A reserva não é nem de longe uma das maiores da caatinga. Para se ter uma ideia, a maior é o Parque Nacional da Serra das Confusões, no Piauí, com mais de 823 mil hectares. Ainda que relativamente pequena, a Serra das Almas é especial. Concentra uma variedade de 793 tipos diferentes de plantas, quase 400 espécies de animais, sendo pelo menos 45 mamíferos.

Entre os animais já registrados na reserva estão papa-mel (também conhecido como irara), mocó, preá, paca, cotia, veado-catingueiro, raposa, macaco-prego, macaco guariba-da-caatinga, gato mourisco, gato pardo, jaguatirica, gato do mato, também chamado de maracajá, tamanduá, o quase extinto tatu-bola (é bom lembrar que foi a Associação Caatinga quem puxou a campanha para que ele fosse o mascote da Copa de 2014) até um único indivíduo de jacaré-coroa, uma espécie mais comum na Amazônia.

Das 591 espécies de aves já catalogadas na caatinga, mais de 230 já foram encontradas por lá, como o jacu-verdadeiro, o caburé-acanelado e o urubu-rei. Recentemente, os ameaçados e lindos periquitos-cara-suja foram reintroduzidos na reserva.

A Serra das Almas é uma área privada, uma Reserva Particular do Patrimônio Natural (RPPN), reconhecida pela Organização das Nações Unidas para a Educação, a Ciência e a Cultura(Unesco) como Posto Avançado da Reserva da Biosfera da Caatinga. Foi criada no ano de 2000 por um grupo de ambientalistas que formaram a Associação Caatinga. O dinheiro para comprar as antigas fazendas que compõem a reserva veio dos Estados Unidos, numa espécie de agradecimento de uma família de empresários norte-americanos à carnaúba.
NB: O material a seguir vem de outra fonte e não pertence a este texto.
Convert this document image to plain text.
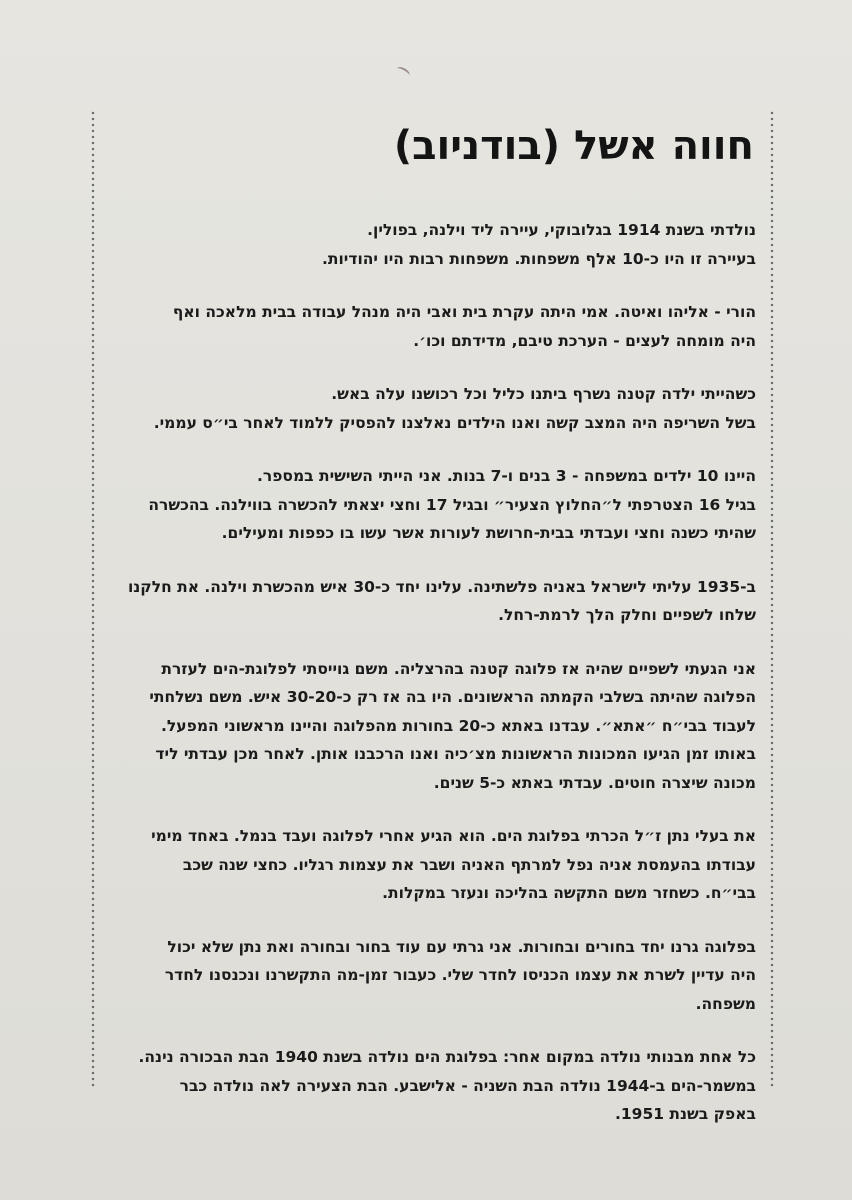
חווה אשל (בודניוב)
נולדתי בשנת 1914 בגלובוקי, עיירה ליד וילנה, בפולין.
בעיירה זו היו כ-10 אלף משפחות. משפחות רבות היו יהודיות.
הורי - אליהו ואיטה. אמי היתה עקרת בית ואבי היה מנהל עבודה בבית מלאכה ואף
היה מומחה לעצים - הערכת טיבם, מדידתם וכו׳.
כשהייתי ילדה קטנה נשרף ביתנו כליל וכל רכושנו עלה באש.
בשל השריפה היה המצב קשה ואנו הילדים נאלצנו להפסיק ללמוד לאחר בי״ס עממי.
היינו 10 ילדים במשפחה - 3 בנים ו-7 בנות. אני הייתי השישית במספר.
בגיל 16 הצטרפתי ל״החלוץ הצעיר״ ובגיל 17 וחצי יצאתי להכשרה בווילנה. בהכשרה
שהיתי כשנה וחצי ועבדתי בבית-חרושת לעורות אשר עשו בו כפפות ומעילים.
ב-1935 עליתי לישראל באניה פלשתינה. עלינו יחד כ-30 איש מהכשרת וילנה. את חלקנו
שלחו לשפיים וחלק הלך לרמת-רחל.
אני הגעתי לשפיים שהיה אז פלוגה קטנה בהרצליה. משם גוייסתי לפלוגת-הים לעזרת
הפלוגה שהיתה בשלבי הקמתה הראשונים. היו בה אז רק כ-30-20 איש. משם נשלחתי
לעבוד בבי״ח ״אתא״. עבדנו באתא כ-20 בחורות מהפלוגה והיינו מראשוני המפעל.
באותו זמן הגיעו המכונות הראשונות מצ׳כיה ואנו הרכבנו אותן. לאחר מכן עבדתי ליד
מכונה שיצרה חוטים. עבדתי באתא כ-5 שנים.
את בעלי נתן ז״ל הכרתי בפלוגת הים. הוא הגיע אחרי לפלוגה ועבד בנמל. באחד מימי
עבודתו בהעמסת אניה נפל למרתף האניה ושבר את עצמות רגליו. כחצי שנה שכב
בבי״ח. כשחזר משם התקשה בהליכה ונעזר במקלות.
בפלוגה גרנו יחד בחורים ובחורות. אני גרתי עם עוד בחור ובחורה ואת נתן שלא יכול
היה עדיין לשרת את עצמו הכניסו לחדר שלי. כעבור זמן-מה התקשרנו ונכנסנו לחדר
משפחה.
כל אחת מבנותי נולדה במקום אחר: בפלוגת הים נולדה בשנת 1940 הבת הבכורה נינה.
במשמר-הים ב-1944 נולדה הבת השניה - אלישבע. הבת הצעירה לאה נולדה כבר
באפק בשנת 1951.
“Em 1935, Herbert Johnson Júnior saiu de avião da cidade de Racine, no Wisconsin, e fez uma expedição até o Ceará em busca da melhor cera possível para passar nos pisos de madeira que ele vendia. No Ceará, encontrou a carnaúba. E aí o negócio dele deu uma virada, passando a vender cera de carnaúba”, conta o coordenador da reserva, Gilson Miranda.

Em 1998, um dos filhos de Johnson resolveu recriar a viagem do pai e fez o mesmo roteiro. No Ceará, decidiu prestar uma homenagem à planta que fez crescer a SC Johnson – que hoje fabrica produtos de limpeza, repelentes e inseticidas domésticos, como o Baygon. A fundação da família é também uma das financiadoras da Serra das Almas, além de outras empresas, como a Petrobras.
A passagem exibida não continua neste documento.